Sem alarde, ferramentas de pesquisa baseadas em Large Language Models (LLMs) estão ganhando espaço no mercado, substituindo processos manuais. A sintetização dos dados de levantamentos já é um caminho promissor – e sem volta. O que antes levava semanas, hoje pode ser realizado em minutos. Processos tradicionais, como recrutamento e seleção de participantes, tornaram-se instantâneos, comparáveis à criação de um avatar em um jogo online. E se esses interagirem entre si? Seria o fim das demandantes e cansativas comunidades online de consumidores? Sim, essa mudança já está acontecendo.
De acordo com a NIQ, “as pessoas nem sempre são totalmente honestas em pesquisas, o que pode comprometer a precisão dos resultados. No entanto, a análise de dados em larga escala permite calibrar e validar essas respostas, proporcionando uma visão mais fiel da realidade.” (NIQ - Does Everybody Lie? The Resiliency of Survey Research Done Right).
Ao reduzir a busca cega por dados primários, nem sempre qualificados, e ao utilizar o conteúdo produzido, postado e compartilhado por pessoas reais, conseguimos acessar um reflexo mais consistente dos padrões de comportamento de consumo – aquele que se manifesta no digital, onde influências externas e barreiras sociais são minimizadas.

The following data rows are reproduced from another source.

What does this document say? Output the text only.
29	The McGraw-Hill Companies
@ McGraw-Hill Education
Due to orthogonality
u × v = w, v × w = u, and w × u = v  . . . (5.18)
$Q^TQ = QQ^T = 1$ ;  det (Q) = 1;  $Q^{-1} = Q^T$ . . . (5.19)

Para alguns, remover o fator orgânico da compreensão do consumo humano pode parecer uma heresia. Tudo bem, não precisamos retirar, mas aposto que essas mesmas pessoas estarão com amostras orgânicas bem menores daqui a 5 anos, ou seria daqui 3 anos?
A Qualtrics em seu relatório “2025 Market Research Trends Report” informa que 71% dos pesquisadores entrevistados acreditam que, em até 3 anos, os dados sintéticos representarão mais da metade da coleta de dados na pesquisa de mercado. Esse modelo traz números artificiais que imitam dados do mundo real e são criados por simulações e computadores. Ainda segundo o relatório, 69% dos pesquisadores já utilizaram respostas sintéticas (que vêm desses dados feitos por tecnologias e simulações) em suas pesquisas no último ano. E ainda mais interessante, 74% dos pesquisadores que usam IA regularmente observam um aumento na demanda por pesquisa qualitativa.
Em contrapartida, o artigo “AI Provides an Unrealistic View of Human Behavior”, publicado pelo Nielsen Norman Group, alerta sobre os desafios da IA na captura da complexidade humana. Faz sentido, talvez ainda precisemos de um input de dados orgânicos (RAG). Porém, já encontramos uma forma mais eficiente de investigar, entender e estimular o comportamento do consumidor. Aliás, o marketing digital já faz isso há anos. Ou acredita-se que campanhas em redes sociais são validadas através de grupo focal?
Apegos ao passado? Medo de perder o controle sobre os dados? Ou apenas a dificuldade em aceitar que consumidores sintéticos podem gerar insights mais confiáveis do que humanos? A pesquisa com consumidores mudou e não há como voltar atrás. Estamos deixando de lado a era dos formulários e das entrevistas demoradas para um modelo mais ágil, preciso e escalável. Já sabemos que dados sintéticos e IA não são apenas complementos, mas caminhos estratégicos para entender e prever o comportamento de consumo com maior eficiência.
*Bruno Strassburger é especialista em comportamento de consumo com mais de 15 anos de experiência em pesquisa de mercado, design de serviços e inovação estratégica. É Head de Pesquisa da Neura, consultoria de estudos comportamentais e porquês.